CFO Michael Casey also said the company would maintain the number of U.S. store openings at about 1,700 annually for the next few years to relieve pressure on older outlets, and so the company can funnel more resources into international markets including China and Brazil.
Starbucks has forecast fiscal 2007 earnings of 87 cents to 89 cents per share, while analysts, on average, expect 89 cents per share, according to Reuters Estimates.
"We recognize that the upper end of that range will be very challenging in the current environment, which includes, among other things, rising dairy costs and soft transaction growth in our U.S. business," Casey said during a presentation at the William Blair Growth Stock Conference in Chicago, which was broadcast over the Internet.
Starbucks' shares fell as much as 4.2 percent to $26.17, the lowest level since October 2005. The stock has dropped more than 30 percent since hitting a lifetime high of $40.01 on November 16, due to investor concerns about slowing growth and more competition from fast-food rivals in the United States, higher dairy and labor costs and weakened overall consumer spending.
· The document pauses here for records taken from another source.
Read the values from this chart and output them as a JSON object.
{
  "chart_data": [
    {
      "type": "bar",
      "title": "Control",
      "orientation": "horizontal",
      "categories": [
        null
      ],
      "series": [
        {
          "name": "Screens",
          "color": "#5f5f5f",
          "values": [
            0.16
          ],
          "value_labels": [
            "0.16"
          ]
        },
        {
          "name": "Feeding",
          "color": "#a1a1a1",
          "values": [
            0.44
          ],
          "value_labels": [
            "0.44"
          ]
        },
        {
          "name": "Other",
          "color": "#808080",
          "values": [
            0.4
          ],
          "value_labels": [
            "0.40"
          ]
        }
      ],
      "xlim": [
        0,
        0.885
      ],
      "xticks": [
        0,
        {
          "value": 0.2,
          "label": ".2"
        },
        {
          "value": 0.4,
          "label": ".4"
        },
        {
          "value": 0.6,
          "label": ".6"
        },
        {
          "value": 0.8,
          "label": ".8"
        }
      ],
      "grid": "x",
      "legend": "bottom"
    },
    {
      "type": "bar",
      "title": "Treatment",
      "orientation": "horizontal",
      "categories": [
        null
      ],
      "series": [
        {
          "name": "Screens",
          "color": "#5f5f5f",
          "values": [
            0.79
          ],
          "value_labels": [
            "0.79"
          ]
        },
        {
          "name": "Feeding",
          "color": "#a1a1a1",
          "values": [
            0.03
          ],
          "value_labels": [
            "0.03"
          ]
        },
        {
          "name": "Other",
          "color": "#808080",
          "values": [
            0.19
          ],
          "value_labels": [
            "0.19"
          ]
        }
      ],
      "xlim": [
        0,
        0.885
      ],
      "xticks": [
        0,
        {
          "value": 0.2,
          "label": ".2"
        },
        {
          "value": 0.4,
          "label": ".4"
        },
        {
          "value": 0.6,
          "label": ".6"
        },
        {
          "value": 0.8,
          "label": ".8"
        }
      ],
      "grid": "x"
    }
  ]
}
"Dairy has risen at an extremely rapid rate in recent months and is expected to continue at a high level for the remainder of the year," Casey said.
Don Gher, chief investment officer of Bellevue, Washington-based Coldstream Capital Management, said higher dairy prices, increased competition and slower sales growth have created a "perfect storm of nagging little problems" that are preventing Starbucks' results from exceeding Wall Street estimates -- a phenomenon many investors had come to count on.
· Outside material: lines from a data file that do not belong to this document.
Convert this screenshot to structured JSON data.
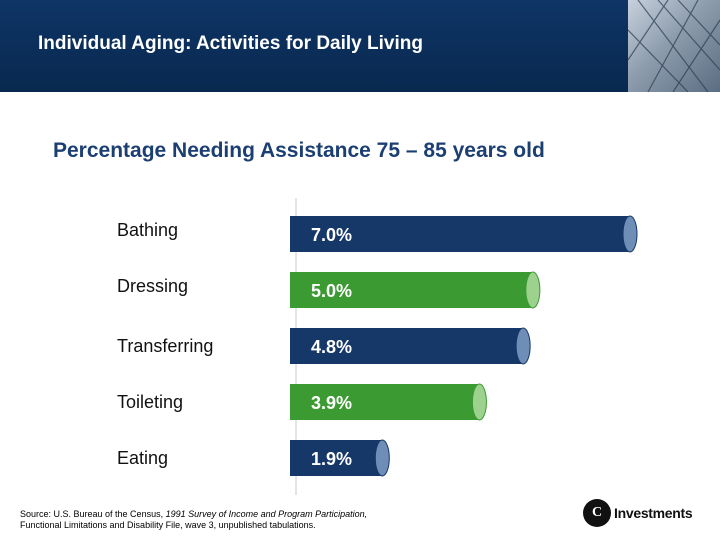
{
  "header": {
    "title": "Individual Aging: Activities for Daily Living"
  },
  "chart_data": {
    "type": "bar",
    "orientation": "horizontal",
    "title": "Percentage Needing Assistance 75 – 85 years old",
    "categories": [
      "Bathing",
      "Dressing",
      "Transferring",
      "Toileting",
      "Eating"
    ],
    "values": [
      7.0,
      5.0,
      4.8,
      3.9,
      1.9
    ],
    "value_labels": [
      "7.0%",
      "5.0%",
      "4.8%",
      "3.9%",
      "1.9%"
    ],
    "bar_colors": [
      "#163868",
      "#3c9a32",
      "#163868",
      "#3c9a32",
      "#163868"
    ],
    "cap_colors": [
      "#6e8db7",
      "#9dd18e",
      "#6e8db7",
      "#9dd18e",
      "#6e8db7"
    ],
    "xlim": [
      0,
      7.0
    ],
    "unit": "%"
  },
  "footer": {
    "source_prefix": "Source: U.S. Bureau of the Census, ",
    "source_title": "1991 Survey of Income and Program Participation,",
    "source_suffix": "Functional Limitations and Disability File, wave 3, unpublished tabulations."
  },
  "logo": {
    "mark": "C",
    "text": "Investments"
  }
}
"Whereas in past years the company has always seemed to underpromise and overdeliver, currently they are in a year where they will be promising or guiding and just delivering on their guidance," Gher said. "That tends to take momentum players out of the equation. They walk away from stocks like that."
Both Gher and Coldstream own Starbucks shares.
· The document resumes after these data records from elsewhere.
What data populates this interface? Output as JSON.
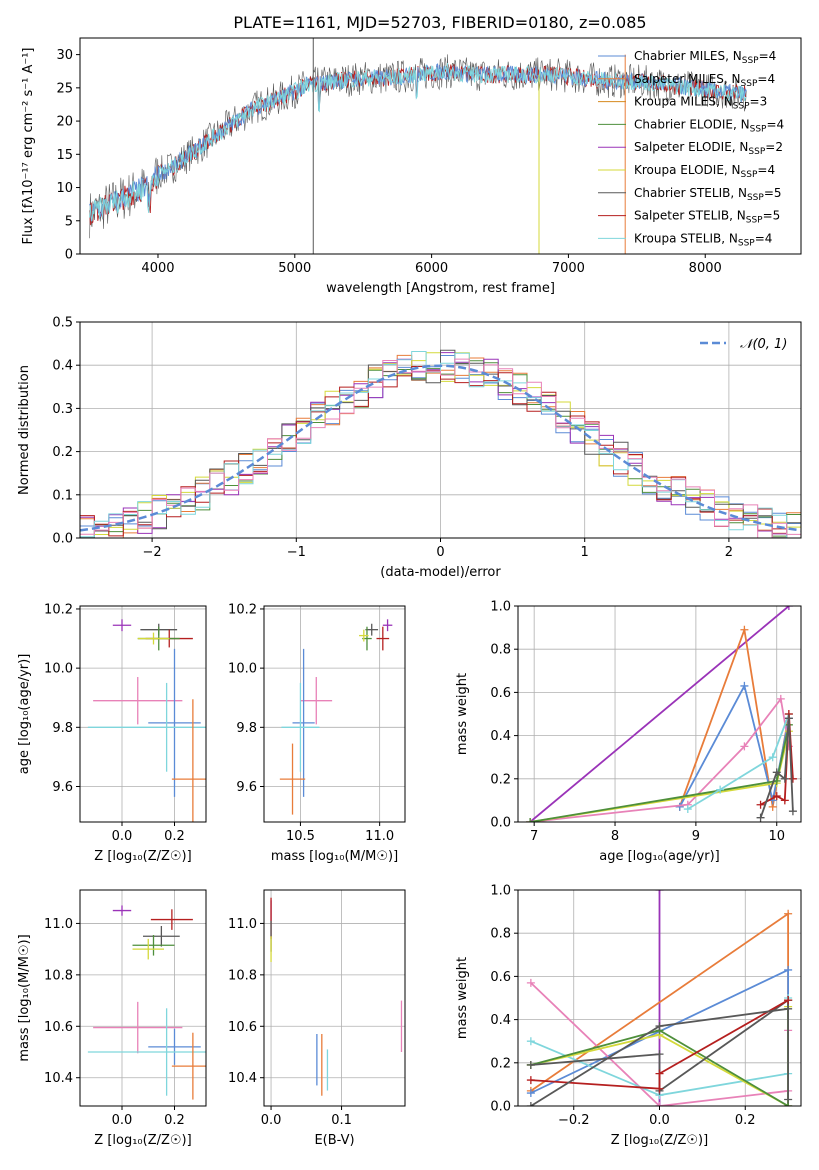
{
  "figure_title": "PLATE=1161, MJD=52703, FIBERID=0180, z=0.085",
  "colors": {
    "Chabrier MILES": "#5b8bd6",
    "Salpeter MILES": "#e87c3a",
    "Kroupa MILES": "#d68a1e",
    "Chabrier ELODIE": "#4e8f3b",
    "Salpeter ELODIE": "#9a33b8",
    "Kroupa ELODIE": "#d4d93a",
    "Chabrier STELIB": "#585858",
    "Salpeter STELIB": "#b51f1f",
    "Kroupa STELIB": "#7fd6dc",
    "pink": "#e882b8"
  },
  "legend_spectrum": [
    {
      "model": "Chabrier MILES",
      "n": "4"
    },
    {
      "model": "Salpeter MILES",
      "n": "4"
    },
    {
      "model": "Kroupa MILES",
      "n": "3"
    },
    {
      "model": "Chabrier ELODIE",
      "n": "4"
    },
    {
      "model": "Salpeter ELODIE",
      "n": "2"
    },
    {
      "model": "Kroupa ELODIE",
      "n": "4"
    },
    {
      "model": "Chabrier STELIB",
      "n": "5"
    },
    {
      "model": "Salpeter STELIB",
      "n": "5"
    },
    {
      "model": "Kroupa STELIB",
      "n": "4"
    }
  ],
  "chart_data": [
    {
      "id": "spectrum",
      "type": "line",
      "xlabel": "wavelength [Angstrom, rest frame]",
      "ylabel": "Flux [fλ10⁻¹⁷ erg cm⁻² s⁻¹ A⁻¹]",
      "xlim": [
        3430,
        8700
      ],
      "ylim": [
        0,
        32.5
      ],
      "xticks": [
        4000,
        5000,
        6000,
        7000,
        8000
      ],
      "yticks": [
        0,
        5,
        10,
        15,
        20,
        25,
        30
      ],
      "continuum": {
        "x": [
          3500,
          3700,
          3900,
          4000,
          4100,
          4300,
          4500,
          4700,
          4900,
          5100,
          5300,
          5500,
          5700,
          5900,
          6100,
          6300,
          6500,
          6700,
          6900,
          7100,
          7300,
          7500,
          7700,
          7900,
          8100,
          8300
        ],
        "y": [
          6,
          8,
          10,
          12,
          13,
          16,
          19,
          22,
          23.5,
          25.5,
          26,
          26.5,
          26.5,
          27,
          27.5,
          27,
          27,
          27,
          27,
          26.5,
          26,
          26,
          25.5,
          25,
          24.5,
          24
        ]
      },
      "spikes": [
        {
          "x": 5135,
          "y0": 0,
          "y1": 32.5,
          "series": "Chabrier STELIB"
        },
        {
          "x": 6785,
          "y0": 0,
          "y1": 27,
          "series": "Kroupa ELODIE"
        },
        {
          "x": 7415,
          "y0": 0,
          "y1": 30,
          "series": "Salpeter MILES"
        }
      ]
    },
    {
      "id": "residuals",
      "type": "histogram",
      "xlabel": "(data-model)/error",
      "ylabel": "Normed distribution",
      "xlim": [
        -2.5,
        2.5
      ],
      "ylim": [
        0,
        0.5
      ],
      "xticks": [
        -2,
        -1,
        0,
        1,
        2
      ],
      "yticks": [
        0.0,
        0.1,
        0.2,
        0.3,
        0.4,
        0.5
      ],
      "legend": "𝒩(0, 1)",
      "bin_width": 0.1
    },
    {
      "id": "z_age",
      "type": "scatter",
      "xlabel": "Z [log₁₀(Z/Z☉)]",
      "ylabel": "age  [log₁₀(age/yr)]",
      "xlim": [
        -0.16,
        0.32
      ],
      "ylim": [
        9.48,
        10.21
      ],
      "xticks": [
        0.0,
        0.2
      ],
      "yticks": [
        9.6,
        9.8,
        10.0,
        10.2
      ],
      "points": [
        {
          "x": 0.0,
          "y": 10.145,
          "xerr": 0.035,
          "yerr": 0.02,
          "c": "Salpeter ELODIE"
        },
        {
          "x": 0.14,
          "y": 10.13,
          "xerr": 0.07,
          "yerr": 0.02,
          "c": "Chabrier STELIB"
        },
        {
          "x": 0.18,
          "y": 10.1,
          "xerr": 0.09,
          "yerr": 0.03,
          "c": "Salpeter STELIB"
        },
        {
          "x": 0.14,
          "y": 10.1,
          "xerr": 0.08,
          "yerr": 0.04,
          "c": "Chabrier ELODIE"
        },
        {
          "x": 0.12,
          "y": 10.1,
          "xerr": 0.06,
          "yerr": 0.02,
          "c": "Kroupa ELODIE"
        },
        {
          "x": 0.06,
          "y": 9.89,
          "xerr": 0.17,
          "yerr": 0.08,
          "c": "pink"
        },
        {
          "x": 0.2,
          "y": 9.815,
          "xerr": 0.1,
          "yerr": 0.25,
          "c": "Chabrier MILES"
        },
        {
          "x": 0.17,
          "y": 9.8,
          "xerr": 0.3,
          "yerr": 0.15,
          "c": "Kroupa STELIB"
        },
        {
          "x": 0.27,
          "y": 9.625,
          "xerr": 0.08,
          "yerr": 0.27,
          "c": "Salpeter MILES"
        }
      ]
    },
    {
      "id": "mass_age",
      "type": "scatter",
      "xlabel": "mass [log₁₀(M/M☉)]",
      "ylabel": "",
      "xlim": [
        10.27,
        11.16
      ],
      "ylim": [
        9.48,
        10.21
      ],
      "xticks": [
        10.5,
        11.0
      ],
      "yticks": [
        9.6,
        9.8,
        10.0,
        10.2
      ],
      "points": [
        {
          "x": 11.05,
          "y": 10.145,
          "xerr": 0.03,
          "yerr": 0.02,
          "c": "Salpeter ELODIE"
        },
        {
          "x": 10.95,
          "y": 10.13,
          "xerr": 0.04,
          "yerr": 0.02,
          "c": "Chabrier STELIB"
        },
        {
          "x": 11.02,
          "y": 10.1,
          "xerr": 0.04,
          "yerr": 0.04,
          "c": "Salpeter STELIB"
        },
        {
          "x": 10.92,
          "y": 10.1,
          "xerr": 0.03,
          "yerr": 0.04,
          "c": "Chabrier ELODIE"
        },
        {
          "x": 10.9,
          "y": 10.11,
          "xerr": 0.03,
          "yerr": 0.02,
          "c": "Kroupa ELODIE"
        },
        {
          "x": 10.6,
          "y": 9.89,
          "xerr": 0.1,
          "yerr": 0.08,
          "c": "pink"
        },
        {
          "x": 10.52,
          "y": 9.815,
          "xerr": 0.07,
          "yerr": 0.25,
          "c": "Chabrier MILES"
        },
        {
          "x": 10.5,
          "y": 9.8,
          "xerr": 0.12,
          "yerr": 0.15,
          "c": "Kroupa STELIB"
        },
        {
          "x": 10.45,
          "y": 9.625,
          "xerr": 0.08,
          "yerr": 0.12,
          "c": "Salpeter MILES"
        }
      ]
    },
    {
      "id": "age_weight",
      "type": "line",
      "xlabel": "age  [log₁₀(age/yr)]",
      "ylabel": "mass weight",
      "xlim": [
        6.8,
        10.3
      ],
      "ylim": [
        0,
        1
      ],
      "xticks": [
        7,
        8,
        9,
        10
      ],
      "yticks": [
        0.0,
        0.2,
        0.4,
        0.6,
        0.8,
        1.0
      ],
      "series": [
        {
          "c": "Salpeter ELODIE",
          "x": [
            6.95,
            10.15
          ],
          "y": [
            0.0,
            1.0
          ]
        },
        {
          "c": "Salpeter MILES",
          "x": [
            8.8,
            9.6,
            9.95,
            10.15
          ],
          "y": [
            0.07,
            0.89,
            0.07,
            0.5
          ]
        },
        {
          "c": "Chabrier MILES",
          "x": [
            8.8,
            9.6,
            9.95,
            10.15
          ],
          "y": [
            0.07,
            0.63,
            0.1,
            0.48
          ]
        },
        {
          "c": "pink",
          "x": [
            6.95,
            8.9,
            9.6,
            10.05,
            10.15
          ],
          "y": [
            0.0,
            0.08,
            0.35,
            0.57,
            0.35
          ]
        },
        {
          "c": "Kroupa ELODIE",
          "x": [
            6.95,
            10.0,
            10.15
          ],
          "y": [
            0.0,
            0.18,
            0.42
          ]
        },
        {
          "c": "Chabrier ELODIE",
          "x": [
            6.95,
            10.0,
            10.15
          ],
          "y": [
            0.0,
            0.19,
            0.45
          ]
        },
        {
          "c": "Kroupa STELIB",
          "x": [
            8.9,
            9.3,
            9.95,
            10.15
          ],
          "y": [
            0.06,
            0.15,
            0.3,
            0.5
          ]
        },
        {
          "c": "Salpeter STELIB",
          "x": [
            9.8,
            10.0,
            10.1,
            10.15,
            10.2
          ],
          "y": [
            0.08,
            0.12,
            0.1,
            0.5,
            0.2
          ]
        },
        {
          "c": "Chabrier STELIB",
          "x": [
            9.8,
            10.0,
            10.1,
            10.15,
            10.2
          ],
          "y": [
            0.02,
            0.23,
            0.2,
            0.48,
            0.05
          ]
        }
      ]
    },
    {
      "id": "z_mass",
      "type": "scatter",
      "xlabel": "Z [log₁₀(Z/Z☉)]",
      "ylabel": "mass [log₁₀(M/M☉)]",
      "xlim": [
        -0.16,
        0.32
      ],
      "ylim": [
        10.29,
        11.13
      ],
      "xticks": [
        0.0,
        0.2
      ],
      "yticks": [
        10.4,
        10.6,
        10.8,
        11.0
      ],
      "points": [
        {
          "x": 0.0,
          "y": 11.05,
          "xerr": 0.035,
          "yerr": 0.02,
          "c": "Salpeter ELODIE"
        },
        {
          "x": 0.19,
          "y": 11.015,
          "xerr": 0.08,
          "yerr": 0.04,
          "c": "Salpeter STELIB"
        },
        {
          "x": 0.15,
          "y": 10.95,
          "xerr": 0.07,
          "yerr": 0.04,
          "c": "Chabrier STELIB"
        },
        {
          "x": 0.12,
          "y": 10.915,
          "xerr": 0.08,
          "yerr": 0.04,
          "c": "Chabrier ELODIE"
        },
        {
          "x": 0.1,
          "y": 10.9,
          "xerr": 0.06,
          "yerr": 0.04,
          "c": "Kroupa ELODIE"
        },
        {
          "x": 0.06,
          "y": 10.595,
          "xerr": 0.17,
          "yerr": 0.1,
          "c": "pink"
        },
        {
          "x": 0.2,
          "y": 10.52,
          "xerr": 0.1,
          "yerr": 0.07,
          "c": "Chabrier MILES"
        },
        {
          "x": 0.17,
          "y": 10.5,
          "xerr": 0.3,
          "yerr": 0.17,
          "c": "Kroupa STELIB"
        },
        {
          "x": 0.27,
          "y": 10.445,
          "xerr": 0.08,
          "yerr": 0.13,
          "c": "Salpeter MILES"
        }
      ]
    },
    {
      "id": "ebv_mass",
      "type": "scatter",
      "xlabel": "E(B-V)",
      "ylabel": "",
      "xlim": [
        -0.01,
        0.19
      ],
      "ylim": [
        10.29,
        11.13
      ],
      "xticks": [
        0.0,
        0.1
      ],
      "yticks": [
        10.4,
        10.6,
        10.8,
        11.0
      ],
      "points": [
        {
          "x": 0.0,
          "y": 11.05,
          "xerr": 0,
          "yerr": 0.04,
          "c": "Salpeter ELODIE"
        },
        {
          "x": 0.0,
          "y": 11.02,
          "xerr": 0,
          "yerr": 0.08,
          "c": "Salpeter STELIB"
        },
        {
          "x": 0.0,
          "y": 10.95,
          "xerr": 0,
          "yerr": 0.06,
          "c": "Chabrier STELIB"
        },
        {
          "x": 0.0,
          "y": 10.9,
          "xerr": 0,
          "yerr": 0.05,
          "c": "Kroupa ELODIE"
        },
        {
          "x": 0.185,
          "y": 10.6,
          "xerr": 0,
          "yerr": 0.1,
          "c": "pink"
        },
        {
          "x": 0.065,
          "y": 10.47,
          "xerr": 0,
          "yerr": 0.1,
          "c": "Chabrier MILES"
        },
        {
          "x": 0.072,
          "y": 10.45,
          "xerr": 0,
          "yerr": 0.12,
          "c": "Salpeter MILES"
        },
        {
          "x": 0.08,
          "y": 10.43,
          "xerr": 0,
          "yerr": 0.08,
          "c": "Kroupa STELIB"
        }
      ]
    },
    {
      "id": "z_weight",
      "type": "line",
      "xlabel": "Z [log₁₀(Z/Z☉)]",
      "ylabel": "mass weight",
      "xlim": [
        -0.33,
        0.33
      ],
      "ylim": [
        0,
        1
      ],
      "xticks": [
        -0.2,
        0.0,
        0.2
      ],
      "yticks": [
        0.0,
        0.2,
        0.4,
        0.6,
        0.8,
        1.0
      ],
      "series": [
        {
          "c": "Salpeter ELODIE",
          "x": [
            0.0,
            0.0
          ],
          "y": [
            0.0,
            1.0
          ]
        },
        {
          "c": "Salpeter MILES",
          "x": [
            -0.3,
            0.3,
            0.3
          ],
          "y": [
            0.07,
            0.89,
            0.0
          ]
        },
        {
          "c": "Chabrier MILES",
          "x": [
            -0.3,
            0.3,
            0.3
          ],
          "y": [
            0.06,
            0.63,
            0.0
          ]
        },
        {
          "c": "pink",
          "x": [
            -0.3,
            0.0,
            0.3,
            0.3
          ],
          "y": [
            0.57,
            0.0,
            0.07,
            0.35
          ]
        },
        {
          "c": "Kroupa STELIB",
          "x": [
            -0.3,
            0.0,
            0.3,
            0.3
          ],
          "y": [
            0.3,
            0.05,
            0.15,
            0.5
          ]
        },
        {
          "c": "Kroupa ELODIE",
          "x": [
            -0.3,
            0.0,
            0.3,
            0.3
          ],
          "y": [
            0.19,
            0.33,
            0.0,
            0.46
          ]
        },
        {
          "c": "Chabrier ELODIE",
          "x": [
            -0.3,
            0.0,
            0.3,
            0.3
          ],
          "y": [
            0.19,
            0.35,
            0.0,
            0.49
          ]
        },
        {
          "c": "Chabrier STELIB",
          "x": [
            -0.3,
            0.0,
            0.0,
            0.3,
            0.3
          ],
          "y": [
            0.19,
            0.24,
            0.07,
            0.49,
            0.03
          ]
        },
        {
          "c": "Salpeter STELIB",
          "x": [
            -0.3,
            0.0,
            0.0,
            0.3
          ],
          "y": [
            0.12,
            0.08,
            0.15,
            0.49
          ]
        },
        {
          "c": "Chabrier STELIB",
          "x": [
            -0.3,
            0.0,
            0.3
          ],
          "y": [
            0.0,
            0.37,
            0.45
          ]
        }
      ]
    }
  ]
}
Also on Thursday, Casey said the Seattle-based company still plans to open 2,400 stores this year, including 1,700 in the United States. The number of U.S. store openings will likely not increase in the next few years, he said.
"Going forward, maintaining the number of U.S. openings at the current level over the next several years will allow us to be more selective in choosing locations and will reduce the pressure new stores put on existing stores," he said.
Starbucks plans to increase the number of international stores by 20 percent annually over the next few years, Casey said. Starbucks in recent years has increased emphasis on its international business and has said China will one day be its biggest market outside the United States.
"The international business is one of our key growth drivers going forward, and one that investors have not fully recognized," Casey said.
He repeated a previous company forecast that same-store sales, or sales at coffee shops open at least 13 months, will rise 3 percent to 7 percent in the current fiscal year. He also reiterated the company's target of 20 percent net revenue growth this year.